Nobody could answer that question. Or nobody wanted to answer the question, because they knew what the answer would be. Garron was well qualified, of course. He was a graduate of the Arcalian Academy. He was a transcended Time Lord. But if he was disowned by his family his chances of any kind of work in government, in the civil service, in the diplomatic corps, any of the jobs open to the sons of Oldbloods, would be closed to him. He might manage to secure a low position in the Chancellery Guard or even in the Transduction Barrier Traffic Section or some such place. But it would be a poor job with little reward.

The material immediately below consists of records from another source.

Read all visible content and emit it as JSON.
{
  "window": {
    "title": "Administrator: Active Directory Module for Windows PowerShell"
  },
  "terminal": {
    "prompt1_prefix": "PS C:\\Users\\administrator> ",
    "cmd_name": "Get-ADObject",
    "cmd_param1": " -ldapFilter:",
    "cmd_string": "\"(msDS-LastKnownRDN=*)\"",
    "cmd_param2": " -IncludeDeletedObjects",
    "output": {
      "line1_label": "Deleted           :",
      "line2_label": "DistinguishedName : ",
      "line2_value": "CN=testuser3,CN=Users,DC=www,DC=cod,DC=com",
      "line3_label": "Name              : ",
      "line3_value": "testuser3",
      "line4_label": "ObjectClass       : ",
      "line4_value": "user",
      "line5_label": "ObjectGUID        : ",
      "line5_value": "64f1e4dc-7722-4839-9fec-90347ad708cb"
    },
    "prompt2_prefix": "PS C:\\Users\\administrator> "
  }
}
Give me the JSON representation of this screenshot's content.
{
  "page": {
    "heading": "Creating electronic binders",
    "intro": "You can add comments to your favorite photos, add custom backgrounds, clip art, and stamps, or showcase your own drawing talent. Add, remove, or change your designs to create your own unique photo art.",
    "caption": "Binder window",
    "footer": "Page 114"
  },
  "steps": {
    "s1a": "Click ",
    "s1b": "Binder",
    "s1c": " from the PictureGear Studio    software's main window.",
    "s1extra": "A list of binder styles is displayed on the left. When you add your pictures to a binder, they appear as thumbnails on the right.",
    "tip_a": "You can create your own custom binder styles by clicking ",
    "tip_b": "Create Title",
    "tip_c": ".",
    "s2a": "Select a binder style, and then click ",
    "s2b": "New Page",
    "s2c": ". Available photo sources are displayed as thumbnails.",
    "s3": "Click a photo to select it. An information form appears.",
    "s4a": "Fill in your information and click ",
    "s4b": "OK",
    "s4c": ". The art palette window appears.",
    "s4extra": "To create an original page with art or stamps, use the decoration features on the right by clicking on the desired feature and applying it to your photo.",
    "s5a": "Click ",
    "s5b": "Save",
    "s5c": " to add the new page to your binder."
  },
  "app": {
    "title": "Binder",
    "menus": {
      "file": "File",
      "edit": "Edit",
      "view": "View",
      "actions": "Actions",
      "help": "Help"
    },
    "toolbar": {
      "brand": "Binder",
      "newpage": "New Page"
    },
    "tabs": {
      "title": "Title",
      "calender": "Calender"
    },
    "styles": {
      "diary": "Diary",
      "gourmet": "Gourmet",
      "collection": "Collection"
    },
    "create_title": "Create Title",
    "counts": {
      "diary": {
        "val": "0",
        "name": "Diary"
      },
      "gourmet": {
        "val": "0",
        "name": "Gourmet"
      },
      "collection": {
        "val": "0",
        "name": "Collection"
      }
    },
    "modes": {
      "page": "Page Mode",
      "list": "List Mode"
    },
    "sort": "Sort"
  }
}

And his marriage prospects would be gone. Even if the High Council ruled in favour of him nobody was sure whether his Bond of Betrothal would still stand. Lord Arunden had refused his communications. His daughter was forbidden to contact him in any way.

There was a sudden silence in the restaurant, and then the conversations resumed in much louder and more animated levels. Marion looked around and gasped as she saw Kristoph coming towards the table. He was accompanied by Lord Thayla and by Garron. Lady Thayla turned and then stood, hesitantly. She looked as if her legs were barely holding her up. Calliope waved to the Maitre-D and indicated that four more chairs were needed at their table. Marion reached out her hand to Kristoph as he quietly sat beside her.

“Did it… was it all right?” she asked.

“It was,” he answered. “The High Council accepted his petition. Garron is officially declared as the son and heir of the House of Thayla. He is Olan and Dessia’s son, regardless of blood. And anyone who questions his lineage is in breach of the judgement of the High Council. And that includes Mauri Arunden. If he refuses the Bond of Betrothal now, he will be prosecuted for Breach of Promise. Garron will be able to marry his sweetheart.”

“I’m glad,” Marion said. “Was it… the vote… how close was it?”

“VERY close,” Kristoph admitted. “I feared it might come down to the President’s casting vote. There were some who objected. You can probably guess which ones – the same traditionalists who still think our Alliance was the doom of Gallifrey. But there were enough forward thinkers to carry the vote. The President’s endorsement was given. It cannot be undone.”

Geollo brought chairs. The newly restored family sat and enjoyed lattes with their friends. No doubt there would still be hurdles to cross. They would still be the subject of gossip for time to come. But they had each other, and they would get through it together.